?Takeaway: The Fair Labor Standards Act (FLSA) requires that all nonexempt employees receive minimum wages and overtime compensation. While the FLSA exempts workers in certain industries, like agriculture, from these requirements, courts generally read these exemptions narrowly. If an employee can reasonably argue that an exemption does not apply, the employee can likely pursue an FLSA claim.
?An employee who worked under the H-2A visa program for agricultural workers arguably did not fit within the Fair Labor Standards Act (FLSA) exemption for agricultural employees, according to a 7th U.S. Circuit Court of Appeals decision.
Signet Builders Inc. is a nationwide construction company that builds commercial, industrial and agricultural structures. In 2019, Signet hired the plaintiff, a Mexican citizen, to build livestock confinement facilities. The plaintiff worked in the United States under the H-2A visa program administered by the U.S. Department of Labor (DOL).
The H-2A visa program authorizes foreign workers to perform agricultural work in the U.S. on a temporary basis. To obtain these visas for workers, the employer must show that there are too few domestic workers willing and able to do the work needed and that the use of guest workers will not undercut local workers’ wages and working conditions.
The plaintiff said he was hired by Signet as a subcontractor and assigned to build livestock structures in Wisconsin and Indiana. His work consisted entirely of constructing buildings that would later house livestock. Although he worked on land belonging to farms, he never had any contact with animals.
The plaintiff claimed that he routinely worked more than 40 hours per week, but Signet did not pay him additional compensation for his overtime hours. He filed a complaint under the FLSA and then moved for conditional certification of a collective action on behalf of all Signet H-2A workers who, like him, were exclusively assigned to construction work.
Signet responded with a motion to dismiss under Federal Rule of Civil Procedure 12(b)(6). It raised the affirmative defense that the plaintiff was an agricultural worker who was exempt from the FLSA’s overtime protections. The district court agreed with Signet and dismissed the plaintiff’s complaint, holding that his construction work fell within the FLSA’s exemption for agricultural work.
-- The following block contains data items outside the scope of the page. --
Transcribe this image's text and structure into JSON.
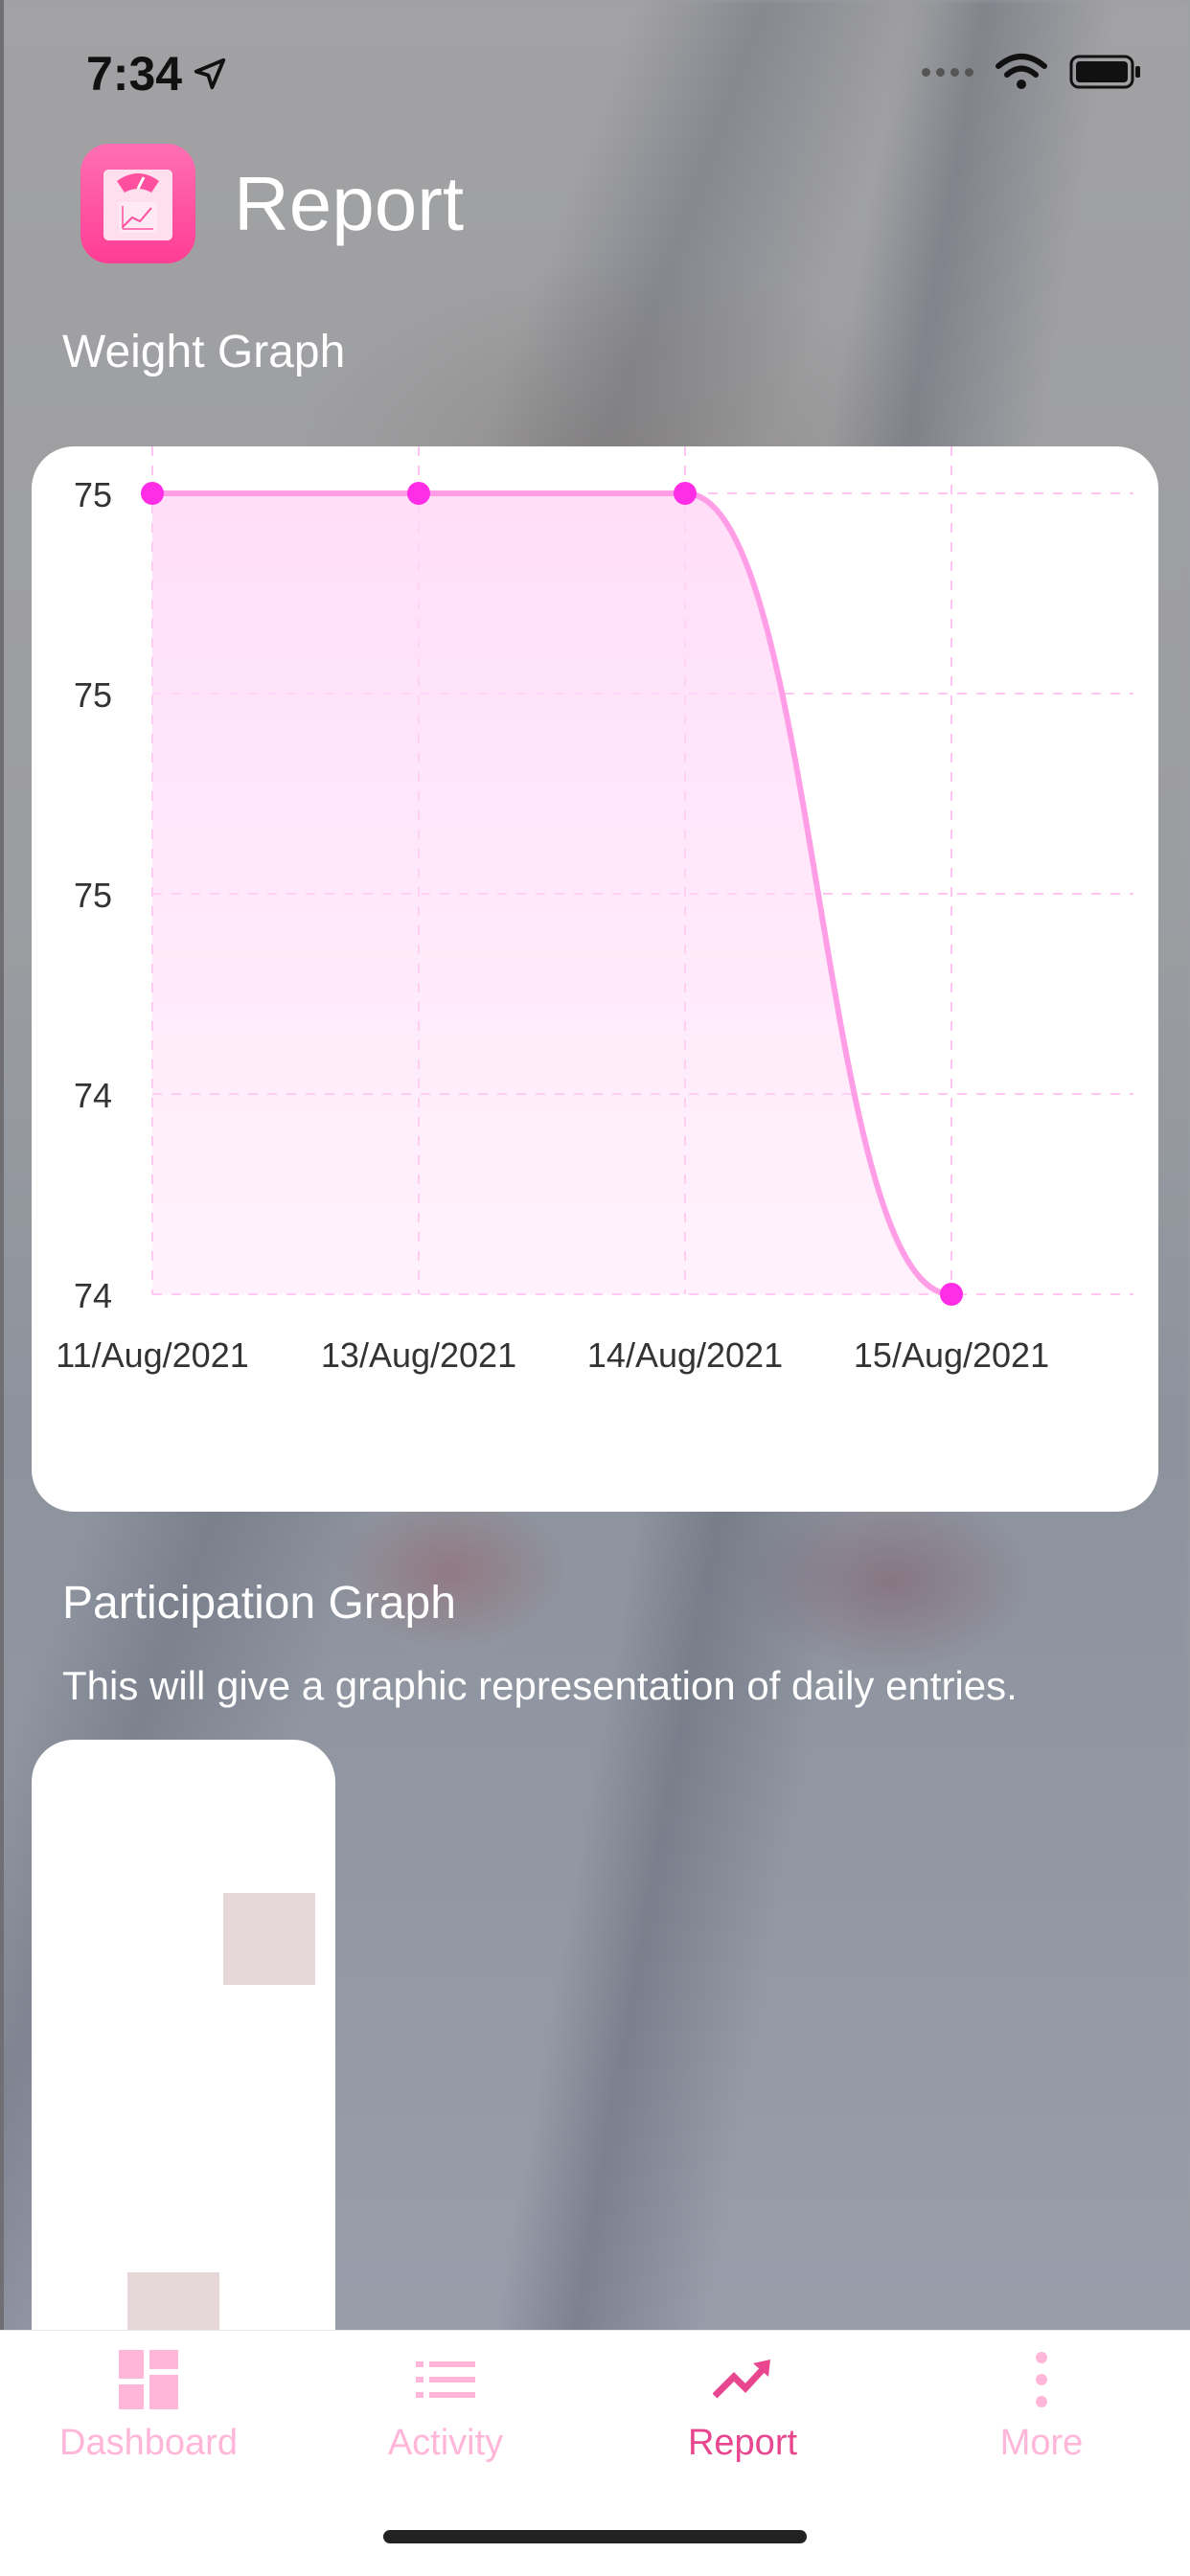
{
  "status_bar": {
    "time": "7:34",
    "icons": [
      "location-arrow-icon",
      "cellular-dots-icon",
      "wifi-icon",
      "battery-icon"
    ]
  },
  "header": {
    "title": "Report",
    "app_icon": "scale-chart-icon"
  },
  "weight_section": {
    "title": "Weight Graph"
  },
  "chart_data": {
    "type": "area",
    "categories": [
      "11/Aug/2021",
      "13/Aug/2021",
      "14/Aug/2021",
      "15/Aug/2021"
    ],
    "series": [
      {
        "values": [
          75,
          75,
          75,
          74
        ]
      }
    ],
    "y_tick_labels": [
      "75",
      "75",
      "75",
      "74",
      "74"
    ],
    "ylim": [
      74,
      75
    ],
    "grid": true,
    "line_color": "#ff9de6",
    "point_color": "#ff2ee6",
    "fill_color": "#ffd9f7"
  },
  "participation_section": {
    "title": "Participation Graph",
    "description": "This will give a graphic representation of daily entries."
  },
  "tab_bar": {
    "items": [
      {
        "label": "Dashboard",
        "icon": "dashboard-grid-icon",
        "active": false
      },
      {
        "label": "Activity",
        "icon": "list-icon",
        "active": false
      },
      {
        "label": "Report",
        "icon": "trending-up-icon",
        "active": true
      },
      {
        "label": "More",
        "icon": "vertical-dots-icon",
        "active": false
      }
    ]
  },
  "colors": {
    "accent": "#e8478f",
    "tab_inactive": "#ffb6d9",
    "app_icon": "#ff4f9f"
  }
}
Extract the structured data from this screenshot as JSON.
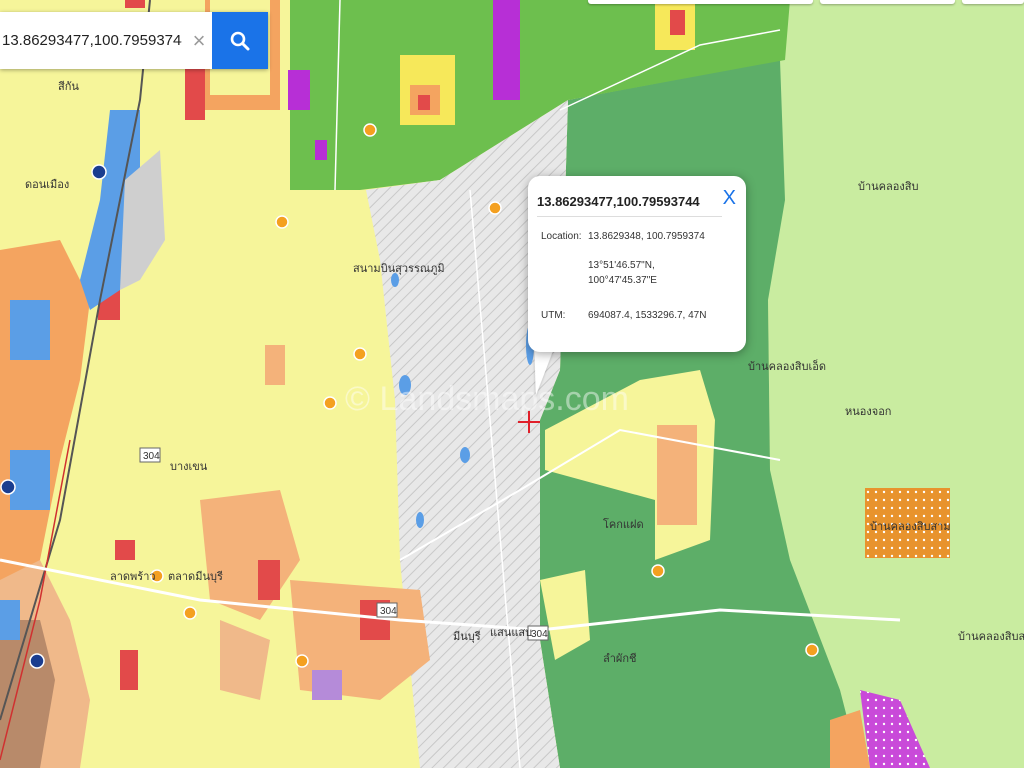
{
  "search": {
    "value": "13.86293477,100.79593744",
    "clear_glyph": "×",
    "search_icon": "search-icon"
  },
  "popup": {
    "title": "13.86293477,100.79593744",
    "close_glyph": "X",
    "location_label": "Location:",
    "location_decimal": "13.8629348, 100.7959374",
    "dms_lat": "13°51'46.57\"N,",
    "dms_lon": "100°47'45.37\"E",
    "utm_label": "UTM:",
    "utm_value": "694087.4, 1533296.7, 47N"
  },
  "map_labels": {
    "place_1": "สีกัน",
    "place_2": "ดอนเมือง",
    "place_3": "สนามบินสุวรรณภูมิ",
    "place_4": "โคกแฝด",
    "place_5": "ลาดพร้าว",
    "place_6": "บางเขน",
    "place_7": "มีนบุรี",
    "place_8": "แสนแสบ",
    "place_9": "หนองจอก",
    "place_10": "ลำผักชี",
    "place_11": "ตลาดมีนบุรี",
    "place_12": "บ้านคลองสิบ",
    "place_13": "บ้านคลองสิบเอ็ด",
    "place_14": "บ้านคลองสิบสาม",
    "place_15": "บ้านคลองสิบสาม",
    "road_304a": "304",
    "road_304b": "304",
    "road_304c": "304",
    "watermark": "© Landsmaps.com"
  },
  "colors": {
    "yellow_zone": "#f6f59a",
    "green_zone": "#6dbf4e",
    "dark_green_zone": "#5dae68",
    "light_green_zone": "#c9eca0",
    "orange_zone": "#f4a460",
    "red_zone": "#e24a4a",
    "purple_zone": "#b72fd6",
    "blue_zone": "#5b9ee6",
    "hatched_zone": "#e6e6e6",
    "search_blue": "#1a73e8"
  }
}
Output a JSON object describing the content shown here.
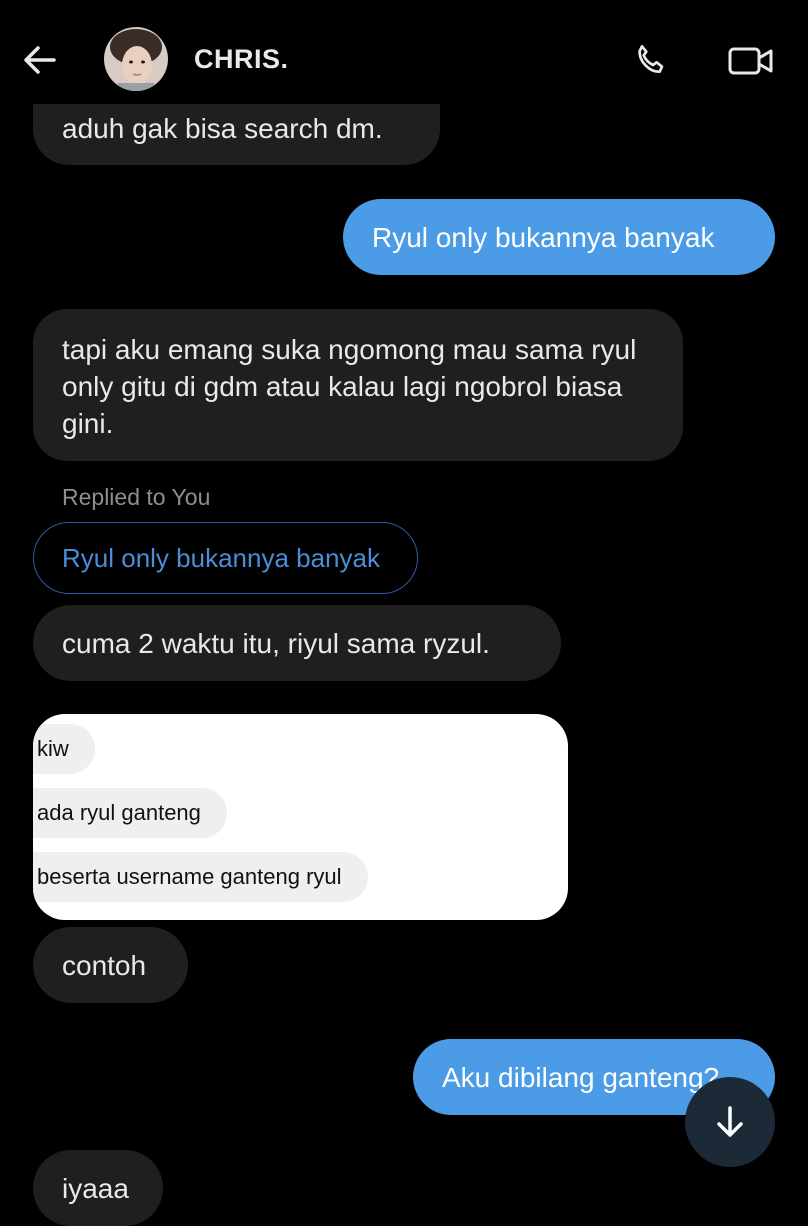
{
  "header": {
    "contact_name": "CHRIS.",
    "back_icon": "arrow-left-icon",
    "call_icon": "phone-icon",
    "video_icon": "video-camera-icon"
  },
  "messages": [
    {
      "direction": "incoming",
      "text": "aduh gak bisa search dm."
    },
    {
      "direction": "outgoing",
      "text": "Ryul only bukannya banyak"
    },
    {
      "direction": "incoming",
      "text": "tapi aku emang suka ngomong mau sama ryul only gitu di gdm atau kalau lagi ngobrol biasa gini."
    },
    {
      "direction": "incoming",
      "replied_label": "Replied to You",
      "quoted": "Ryul only bukannya banyak",
      "text": "cuma 2 waktu itu, riyul sama ryzul."
    },
    {
      "direction": "incoming",
      "type": "image",
      "image_lines": [
        "kiw",
        "ada ryul ganteng",
        "beserta username ganteng ryul"
      ]
    },
    {
      "direction": "incoming",
      "text": "contoh"
    },
    {
      "direction": "outgoing",
      "text": "Aku dibilang ganteng?"
    },
    {
      "direction": "incoming",
      "text": "iyaaa"
    }
  ],
  "scroll_button_icon": "arrow-down-icon",
  "colors": {
    "background": "#000000",
    "incoming_bubble": "#1f1f1f",
    "outgoing_bubble": "#4c9be6",
    "reply_border": "#2c5aa5",
    "reply_text": "#4a8ed8"
  }
}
The plaintiff appealed.
On appeal, the 7th Circuit first reasoned that a court should only rarely dismiss an FLSA complaint based on an exemption argument—this should only happen on those few occasions when the facts described in the complaint establish an impenetrable defense to the FLSA claim.
The 7th Circuit then considered the FLSA exemption for agricultural workers. According to Section 3(f) of the FLSA, the term “agriculture” includes two major categories of work: 1) “primary agriculture” work in performing farming activities, which includes raising livestock, and 2) “secondary agriculture” work in performing activities usually done by a farmer or on a farm incidental to or in conjunction with farm work, which includes forestry and lumber operations as well as preparing, delivering or storing items for market.
Signet argued that because the plaintiff had received a H-2A visa as an agricultural worker, he was qualified for the FLSA agricultural exemption. The company also argued that the plaintiff’s work in building livestock structures qualified as secondary agricultural work.
The 7th Circuit disagreed with Signet, finding that the H-2A definition of agricultural work was broader than that contained in the FLSA. The court noted that the DOL defined secondary agricultural work based on a totality of the circumstances, which required consideration of many factors concerning how closely the secondary work relates to the primary work of farming.
The court cited several precedents in which the U.S. Supreme Court determined that activities connected to farm work did not qualify as secondary agriculture. These included Supreme Court decisions ruling that bulking—or collecting—dried tobacco leaves, capturing free range chickens, and cleaning and processing fish did not qualify as secondary agricultural work.
Because the FLSA places the burden of establishing an exemption on the employer, the 7th Circuit found that the complaint made sufficient allegations to allow the claim to proceed. It reversed the district court’s dismissal order and revived the claim to proceed with litigation.
Vanegas v. Signet Builders Inc., 7th Cir., No. 21-2644 (Aug. 19, 2022).
Jeffrey Rhodes is an attorney with McInroy, Rigby & Rhodes LLP in Arlington, Va.